Meninggalkan Toba, kebutan taksi memaksaku membuka pejaman mata. Aku diajaknya meliuk-liuk menikmati indahnya pemandangan alam Simalungun. Kebun sawit, hamparan ladang, perbukitan dan lembahnya dilewati satu-persatu. Sesekali si sopir menciptakan humor, salah satunya ketika panik memasang sabuk pengaman yang tak dikenakannya bebarengan dengan penumpang di sebelah, pontang-panting memasangnya, bahkan tak berhasil hingga melewati area operasi polisi….Beruntung tak ditangkap.

Dalam satu jam 20 menit, taksi mulai memasuki tepian kota,kemudian menuju pusat kota melalui Jalan Gereja dan Jalan Merdeka dengan dua tugu sebagai landmark kota.

Tugu Adipura.
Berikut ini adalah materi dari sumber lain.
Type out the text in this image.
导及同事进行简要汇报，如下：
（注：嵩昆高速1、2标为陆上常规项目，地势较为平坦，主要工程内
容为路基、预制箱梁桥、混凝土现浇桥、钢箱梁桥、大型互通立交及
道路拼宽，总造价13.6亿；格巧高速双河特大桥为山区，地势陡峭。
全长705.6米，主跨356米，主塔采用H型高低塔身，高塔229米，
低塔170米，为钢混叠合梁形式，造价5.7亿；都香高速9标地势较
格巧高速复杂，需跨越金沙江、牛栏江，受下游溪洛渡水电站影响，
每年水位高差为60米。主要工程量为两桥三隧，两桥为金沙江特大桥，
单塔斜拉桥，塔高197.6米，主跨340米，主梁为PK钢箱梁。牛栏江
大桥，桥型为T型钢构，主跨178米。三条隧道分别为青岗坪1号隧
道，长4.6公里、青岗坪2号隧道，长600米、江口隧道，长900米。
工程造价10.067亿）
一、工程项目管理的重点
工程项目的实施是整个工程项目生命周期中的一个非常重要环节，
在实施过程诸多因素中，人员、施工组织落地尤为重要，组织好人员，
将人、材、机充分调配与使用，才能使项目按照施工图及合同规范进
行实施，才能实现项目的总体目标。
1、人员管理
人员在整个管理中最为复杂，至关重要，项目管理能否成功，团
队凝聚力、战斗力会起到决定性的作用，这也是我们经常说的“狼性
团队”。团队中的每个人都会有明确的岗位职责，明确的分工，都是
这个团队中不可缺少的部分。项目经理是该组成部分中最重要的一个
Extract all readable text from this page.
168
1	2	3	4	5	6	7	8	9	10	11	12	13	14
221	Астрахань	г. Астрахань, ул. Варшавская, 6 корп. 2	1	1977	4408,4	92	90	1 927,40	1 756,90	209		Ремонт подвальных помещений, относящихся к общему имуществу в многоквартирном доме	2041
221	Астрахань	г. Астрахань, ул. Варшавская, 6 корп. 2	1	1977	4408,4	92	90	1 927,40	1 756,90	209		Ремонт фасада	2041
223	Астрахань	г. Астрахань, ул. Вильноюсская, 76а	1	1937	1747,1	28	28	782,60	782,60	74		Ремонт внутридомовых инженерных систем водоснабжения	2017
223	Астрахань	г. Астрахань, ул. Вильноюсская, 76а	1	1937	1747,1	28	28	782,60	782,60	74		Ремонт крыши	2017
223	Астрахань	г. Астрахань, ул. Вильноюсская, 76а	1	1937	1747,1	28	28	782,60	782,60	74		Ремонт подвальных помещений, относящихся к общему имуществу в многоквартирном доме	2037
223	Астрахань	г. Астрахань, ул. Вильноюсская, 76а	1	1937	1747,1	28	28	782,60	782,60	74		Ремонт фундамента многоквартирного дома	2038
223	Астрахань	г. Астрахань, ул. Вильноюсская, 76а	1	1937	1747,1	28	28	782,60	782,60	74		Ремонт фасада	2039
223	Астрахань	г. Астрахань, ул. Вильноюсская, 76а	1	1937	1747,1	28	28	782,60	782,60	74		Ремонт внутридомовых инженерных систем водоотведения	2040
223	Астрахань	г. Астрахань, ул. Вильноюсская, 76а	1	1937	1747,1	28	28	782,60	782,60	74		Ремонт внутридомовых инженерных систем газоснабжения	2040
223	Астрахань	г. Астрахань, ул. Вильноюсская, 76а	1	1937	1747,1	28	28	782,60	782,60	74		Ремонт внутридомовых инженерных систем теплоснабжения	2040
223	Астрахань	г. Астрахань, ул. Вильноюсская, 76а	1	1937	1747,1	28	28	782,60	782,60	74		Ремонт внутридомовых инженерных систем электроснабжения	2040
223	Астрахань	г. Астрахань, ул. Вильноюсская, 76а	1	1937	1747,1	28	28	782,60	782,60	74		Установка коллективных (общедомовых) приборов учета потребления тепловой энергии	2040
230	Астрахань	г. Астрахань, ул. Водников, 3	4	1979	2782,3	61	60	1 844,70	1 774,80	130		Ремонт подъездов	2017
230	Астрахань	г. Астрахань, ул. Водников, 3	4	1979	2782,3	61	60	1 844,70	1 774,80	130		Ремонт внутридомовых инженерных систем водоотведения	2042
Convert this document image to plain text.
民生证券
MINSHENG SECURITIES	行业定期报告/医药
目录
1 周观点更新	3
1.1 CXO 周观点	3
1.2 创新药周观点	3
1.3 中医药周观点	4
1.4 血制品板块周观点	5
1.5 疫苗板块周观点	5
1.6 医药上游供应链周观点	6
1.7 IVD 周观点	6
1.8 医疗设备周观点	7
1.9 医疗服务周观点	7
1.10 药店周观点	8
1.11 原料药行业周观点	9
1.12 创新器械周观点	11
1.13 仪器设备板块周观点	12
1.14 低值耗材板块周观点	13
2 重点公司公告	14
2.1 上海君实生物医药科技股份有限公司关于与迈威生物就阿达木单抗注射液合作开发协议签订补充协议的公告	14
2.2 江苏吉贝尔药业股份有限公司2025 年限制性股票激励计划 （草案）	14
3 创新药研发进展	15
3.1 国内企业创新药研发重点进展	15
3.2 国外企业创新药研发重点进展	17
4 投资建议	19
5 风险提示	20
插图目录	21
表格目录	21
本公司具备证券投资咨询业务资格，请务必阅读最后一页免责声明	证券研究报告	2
Siantar pernah 4 kali menyabet penghargaan lingkungan ini.
Monumen Wahana Tata Nugraha era Soeharto, penghargaan atas apiknya tata kelola transportasi.

Bang, begitu sampai Parluasan langsung ke pool aja, hati-hati ya!”, kata Bang Erwin (teman backpacker yang tak sengaja bertemu di diatas Bus HoHo KL 2013 silam). Mungkin dia mengkhawatirkanku memasuki Parluasan yang terkenal dengan premannya. Tapi aku menanggapinya dengan santai karena aku tahu akan diturunkan tepat di depan pool bus INTRA.

Sampai…..

Mari menunggu Bang Erwin menjemputku untuk berkeliling Pematang Siantar sejenak.